MDLP : Durant le festival, vous exposez Darya, Badante. Parlez-nous de cette série réalisée en Italie…
J.E A : Il s’agit d’une commande de la ville de Bolzano en Italie sur le phénomène d’immigration de femmes venant d’Ukraine auquel on assiste depuis 20-30 ans. Ces personnes appelées des badante viennent en Italie pour s’occuper de personnes âgées, car en là-bas, il est rare qu’on les mette en maison de retraite. Elles sont gardées à la maison et les badante vivent avec elles. Souvent, elles n’ont pas de papiers et ne sont pas protégées. Leurs salaires ne sont pas réglementés et il n’y a aucune inspection, même si certaines d’entre elles gagnent des salaires corrects. Ces Ukrainiennes viennent de régions très pauvres et pour elles, gagner 500 € c’est beaucoup, car en Ukraine, elles n’avaient rien. C’est pour cela d’ailleurs qu’elles acceptent ce travail et des conditions difficiles. Darya, la badante que j’ai suivie, s’occupait de quatre sœurs âgées, gravement malades. L’une d’entre elles était nourrie à la petite cuillère, une autre portait des couches et ne pouvait pas marcher. Elles nécessitaient des soins médicaux très lourds que Darya leur administrait alors qu’elle n’est pas infirmière. J’ai passé 10 jours avec elle pour photographier son quotidien en Italie. Je suis aussi allée en Ukraine voir sa famille et ceux qu’elle a laissés et à qui elle envoyait tout l’argent gagné en Italie.

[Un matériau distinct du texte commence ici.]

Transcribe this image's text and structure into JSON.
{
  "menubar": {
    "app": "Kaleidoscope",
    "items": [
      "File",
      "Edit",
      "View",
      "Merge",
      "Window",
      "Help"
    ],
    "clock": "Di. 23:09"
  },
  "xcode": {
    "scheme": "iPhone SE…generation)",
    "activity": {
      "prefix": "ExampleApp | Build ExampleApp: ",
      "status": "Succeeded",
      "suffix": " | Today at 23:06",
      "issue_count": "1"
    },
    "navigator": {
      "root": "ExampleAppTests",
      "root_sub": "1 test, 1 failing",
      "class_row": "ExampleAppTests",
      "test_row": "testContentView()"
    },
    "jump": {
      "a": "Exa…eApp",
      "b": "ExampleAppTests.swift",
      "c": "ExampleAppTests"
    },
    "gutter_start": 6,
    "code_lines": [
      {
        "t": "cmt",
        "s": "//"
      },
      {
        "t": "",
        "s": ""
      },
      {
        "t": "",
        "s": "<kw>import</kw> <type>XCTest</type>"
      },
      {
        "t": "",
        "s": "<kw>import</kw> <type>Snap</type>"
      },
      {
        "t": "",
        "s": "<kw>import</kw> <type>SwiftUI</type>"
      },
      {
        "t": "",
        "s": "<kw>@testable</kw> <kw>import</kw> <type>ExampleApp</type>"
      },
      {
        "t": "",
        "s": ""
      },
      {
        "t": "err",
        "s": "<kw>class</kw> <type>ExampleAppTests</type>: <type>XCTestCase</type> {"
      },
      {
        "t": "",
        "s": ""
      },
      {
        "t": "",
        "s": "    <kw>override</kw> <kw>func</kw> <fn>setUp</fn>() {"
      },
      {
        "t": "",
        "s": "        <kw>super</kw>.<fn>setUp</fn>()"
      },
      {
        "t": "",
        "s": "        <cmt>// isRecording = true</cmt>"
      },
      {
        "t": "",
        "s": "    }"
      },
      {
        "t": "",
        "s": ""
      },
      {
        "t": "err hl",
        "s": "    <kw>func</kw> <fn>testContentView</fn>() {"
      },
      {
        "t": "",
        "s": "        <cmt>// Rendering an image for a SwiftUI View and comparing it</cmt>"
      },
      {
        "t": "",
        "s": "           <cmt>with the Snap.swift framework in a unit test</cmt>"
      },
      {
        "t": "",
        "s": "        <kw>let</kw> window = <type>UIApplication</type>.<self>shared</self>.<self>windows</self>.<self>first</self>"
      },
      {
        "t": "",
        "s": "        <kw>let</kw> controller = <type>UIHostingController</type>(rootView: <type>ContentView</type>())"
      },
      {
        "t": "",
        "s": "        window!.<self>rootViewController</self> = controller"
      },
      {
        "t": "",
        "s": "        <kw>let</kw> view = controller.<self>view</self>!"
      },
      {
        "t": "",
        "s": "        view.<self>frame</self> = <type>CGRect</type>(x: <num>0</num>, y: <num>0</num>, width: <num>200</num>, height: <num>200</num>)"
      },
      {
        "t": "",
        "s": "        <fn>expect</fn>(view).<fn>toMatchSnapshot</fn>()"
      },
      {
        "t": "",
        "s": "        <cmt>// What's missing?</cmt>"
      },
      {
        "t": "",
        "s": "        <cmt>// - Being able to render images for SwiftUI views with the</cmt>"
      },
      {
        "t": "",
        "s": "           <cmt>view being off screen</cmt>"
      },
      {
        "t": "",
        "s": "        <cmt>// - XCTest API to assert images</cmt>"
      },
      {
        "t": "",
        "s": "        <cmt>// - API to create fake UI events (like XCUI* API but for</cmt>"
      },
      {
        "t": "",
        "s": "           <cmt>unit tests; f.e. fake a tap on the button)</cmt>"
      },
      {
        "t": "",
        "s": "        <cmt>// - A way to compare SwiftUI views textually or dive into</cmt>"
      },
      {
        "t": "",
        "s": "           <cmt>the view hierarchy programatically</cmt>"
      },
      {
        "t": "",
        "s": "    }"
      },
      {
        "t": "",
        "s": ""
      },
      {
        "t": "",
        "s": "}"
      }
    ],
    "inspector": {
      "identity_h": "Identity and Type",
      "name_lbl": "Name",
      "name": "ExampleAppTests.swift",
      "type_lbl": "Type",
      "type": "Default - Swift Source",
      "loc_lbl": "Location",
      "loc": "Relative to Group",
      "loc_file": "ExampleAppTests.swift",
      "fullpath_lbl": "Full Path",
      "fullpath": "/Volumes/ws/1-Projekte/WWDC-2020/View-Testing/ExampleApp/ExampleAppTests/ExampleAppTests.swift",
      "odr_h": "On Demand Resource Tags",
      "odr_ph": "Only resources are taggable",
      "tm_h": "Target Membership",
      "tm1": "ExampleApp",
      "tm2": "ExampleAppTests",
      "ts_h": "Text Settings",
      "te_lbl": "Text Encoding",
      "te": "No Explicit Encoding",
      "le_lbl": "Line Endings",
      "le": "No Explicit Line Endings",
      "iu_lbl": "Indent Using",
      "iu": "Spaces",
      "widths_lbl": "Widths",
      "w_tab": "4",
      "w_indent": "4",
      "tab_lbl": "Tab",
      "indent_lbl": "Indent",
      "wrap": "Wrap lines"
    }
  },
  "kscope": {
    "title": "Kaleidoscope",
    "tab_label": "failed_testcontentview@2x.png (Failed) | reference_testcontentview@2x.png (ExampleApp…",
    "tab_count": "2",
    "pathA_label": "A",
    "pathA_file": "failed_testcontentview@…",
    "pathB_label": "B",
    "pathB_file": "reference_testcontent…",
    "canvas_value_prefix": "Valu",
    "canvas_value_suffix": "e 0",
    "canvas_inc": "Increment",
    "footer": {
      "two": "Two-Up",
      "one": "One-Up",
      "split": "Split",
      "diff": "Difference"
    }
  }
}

MDLP : Pour la présentation de cette série, vous avez opté pour des tirages de petite taille. Pourquoi ce choix ?

J.E A : Lorsque nous avons parlé de l’exposition, Béatrice Tupin, la présidente du festival voulait de grands tirages, très à la mode. J’ai préféré un type de tirage approprié à cette histoire, très intime. J’avais besoin qu’ils soient petits. Lorsqu’on m’a proposé le lieu, je me suis dit que c’était parfait et qu’il allait pouvoir contenir et protéger les clichés. Je trouve le résultat ravissant.


MDLP : En dehors de cette exposition, quels sont vos projets ?

J.E A : Je vais exposer une sélection variée à Sedan à l’occasion du festival Urbi/Orbi. Dans la foulée, j’expose dans les Pyrénées un travail en couleur sur les fermes laitières en Lituanie. Sinon, je viens de publier mon treizième livre, Pigalle People, sur les transsexuels de Pigalle en 1978/1979.